“After muscle building, what you as a bodybuilder need to focus on is leg training,” says Thomas J Salzano, a professional bodybuilder. Many beginners are not aware of the benefits of lower-body workout and generally spend more time on muscle training.
As a beginner, you must equally focus on your legs training and include them in your muscle-building workout plans. Take advice from your trainer regarding the requirement, method and time interval for leg workout as if it differs from each body type.
In this blog today, Thomas J Salzano has shared some important tips related to legs workout for the beginner that will help that get trained better:
1) List of recommended exercises for legs workout:
- Barbell Full Squat
- Hack Squats
- Leg Extension
- Barbell Lunges
- Lying Leg Curl
- Seated Leg Curl
- Standing Calf Raises
- Seated Calf Raise
2) Leg Building Workout Programs that you can follow:
- Workout one
- Barbell Squat (4 sets, 4-6 reps)
- Dumbbell Lunges ( 4 sets, 12 reps)
- Leg Press ( 3 sets, 12-15 reps)
- Lying Leg Curls ( 3 sets, 12 reps)
- Leg Extensions (3 sets, 20 reps)
- Standing Calf Raises (4 sets, 12 reps)
3) Important points for legs workout:
– Don’t skip any training before the leg day as it is one of the tough days at the workout, your body needs to be prepared for the tough workout.
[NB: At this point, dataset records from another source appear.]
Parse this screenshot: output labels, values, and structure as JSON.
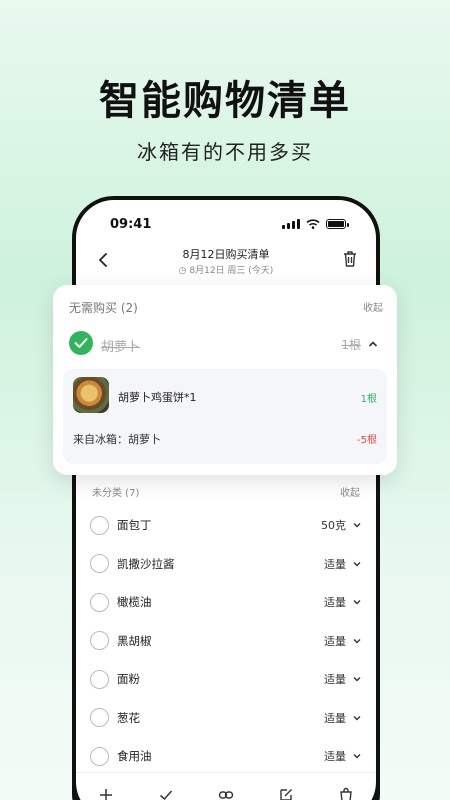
{
  "hero": {
    "title": "智能购物清单",
    "subtitle": "冰箱有的不用多买"
  },
  "status_bar": {
    "time": "09:41"
  },
  "nav": {
    "title": "8月12日购买清单",
    "subtitle": "8月12日 周三 (今天)"
  },
  "card": {
    "header": "无需购买 (2)",
    "collapse_label": "收起",
    "item": {
      "name": "胡萝卜",
      "qty": "1根"
    },
    "recipe": {
      "name": "胡萝卜鸡蛋饼*1",
      "qty": "1根"
    },
    "fridge": {
      "label": "来自冰箱：胡萝卜",
      "qty": "-5根"
    }
  },
  "uncategorized": {
    "header": "未分类 (7)",
    "collapse_label": "收起",
    "items": [
      {
        "name": "面包丁",
        "qty": "50克"
      },
      {
        "name": "凯撒沙拉酱",
        "qty": "适量"
      },
      {
        "name": "橄榄油",
        "qty": "适量"
      },
      {
        "name": "黑胡椒",
        "qty": "适量"
      },
      {
        "name": "面粉",
        "qty": "适量"
      },
      {
        "name": "葱花",
        "qty": "适量"
      },
      {
        "name": "食用油",
        "qty": "适量"
      }
    ]
  },
  "toolbar": {
    "icons": [
      "plus-icon",
      "check-icon",
      "link-icon",
      "edit-icon",
      "bag-icon"
    ]
  },
  "colors": {
    "accent_green": "#31b45c",
    "negative_red": "#e04848"
  }
}
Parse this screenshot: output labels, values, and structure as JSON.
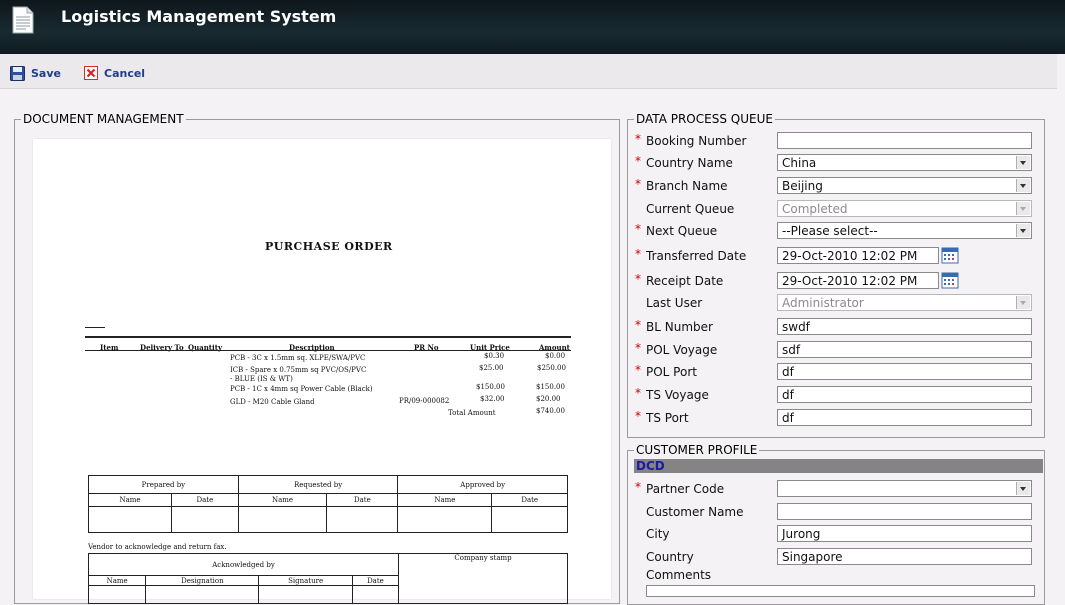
{
  "app": {
    "title": "Logistics Management System",
    "icon": "document-icon"
  },
  "toolbar": {
    "save_label": "Save",
    "cancel_label": "Cancel"
  },
  "doc_panel": {
    "legend": "DOCUMENT MANAGEMENT",
    "scan": {
      "title": "PURCHASE ORDER",
      "columns": [
        "Item",
        "Delivery To",
        "Quantity",
        "Description",
        "PR No",
        "Unit Price",
        "Amount"
      ],
      "rows": [
        {
          "description": "PCB - 3C x 1.5mm sq. XLPE/SWA/PVC",
          "pr": "",
          "unit": "$0.30",
          "amount": "$0.00"
        },
        {
          "description": "ICB - Spare x 0.75mm sq PVC/OS/PVC",
          "pr": "",
          "unit": "$25.00",
          "amount": "$250.00"
        },
        {
          "description": "- BLUE (IS & WT)",
          "pr": "",
          "unit": "",
          "amount": ""
        },
        {
          "description": "PCB - 1C x 4mm sq Power Cable (Black)",
          "pr": "",
          "unit": "$150.00",
          "amount": "$150.00"
        },
        {
          "description": "GLD - M20 Cable Gland",
          "pr": "PR/09-000082",
          "unit": "$32.00",
          "amount": "$20.00"
        }
      ],
      "total_label": "Total Amount",
      "total_value": "$740.00",
      "sign_headers": [
        "Prepared by",
        "Requested by",
        "Approved by"
      ],
      "sign_sub": [
        "Name",
        "Date",
        "Name",
        "Date",
        "Name",
        "Date"
      ],
      "vendor_note": "Vendor to acknowledge and return fax.",
      "ack_label": "Acknowledged by",
      "stamp_label": "Company stamp",
      "ack_sub": [
        "Name",
        "Designation",
        "Signature",
        "Date"
      ]
    }
  },
  "queue": {
    "legend": "DATA PROCESS QUEUE",
    "fields": [
      {
        "label": "Booking Number",
        "required": "*",
        "value": ""
      },
      {
        "label": "Country Name",
        "required": "*",
        "value": "China"
      },
      {
        "label": "Branch Name",
        "required": "*",
        "value": "Beijing"
      },
      {
        "label": "Current Queue",
        "required": "",
        "value": "Completed"
      },
      {
        "label": "Next Queue",
        "required": "*",
        "value": "--Please select--"
      },
      {
        "label": "Transferred Date",
        "required": "*",
        "value": "29-Oct-2010 12:02 PM"
      },
      {
        "label": "Receipt Date",
        "required": "*",
        "value": "29-Oct-2010 12:02 PM"
      },
      {
        "label": "Last User",
        "required": "",
        "value": "Administrator"
      },
      {
        "label": "BL Number",
        "required": "*",
        "value": "swdf"
      },
      {
        "label": "POL Voyage",
        "required": "*",
        "value": "sdf"
      },
      {
        "label": "POL Port",
        "required": "*",
        "value": "df"
      },
      {
        "label": "TS Voyage",
        "required": "*",
        "value": "df"
      },
      {
        "label": "TS Port",
        "required": "*",
        "value": "df"
      }
    ]
  },
  "customer": {
    "legend": "CUSTOMER PROFILE",
    "code_bar": "DCD",
    "fields": [
      {
        "label": "Partner Code",
        "required": "*",
        "value": ""
      },
      {
        "label": "Customer Name",
        "required": "",
        "value": ""
      },
      {
        "label": "City",
        "required": "",
        "value": "Jurong"
      },
      {
        "label": "Country",
        "required": "",
        "value": "Singapore"
      },
      {
        "label": "Comments",
        "required": "",
        "value": ""
      }
    ]
  },
  "colors": {
    "titlebar": "#16252b",
    "link": "#1c3f8c",
    "required": "#cc0000",
    "code_bar": "#848484"
  }
}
– Remember that no amount of leg pressing will replace squats, do more squats
– Avoid squat on a heel board or platers
– Don’t forget about the hamstring movements that bend from the hips
These are some important tips for beginners on leg workout. Thomas J Salzano says that the most important tip here is to start your leg training with a professional trainer for safety concerns. You can not afford to put too much pressure on your legs at the beginning of the workout session. Too much pressure on your legs can damage your muscles and cause serious injuries.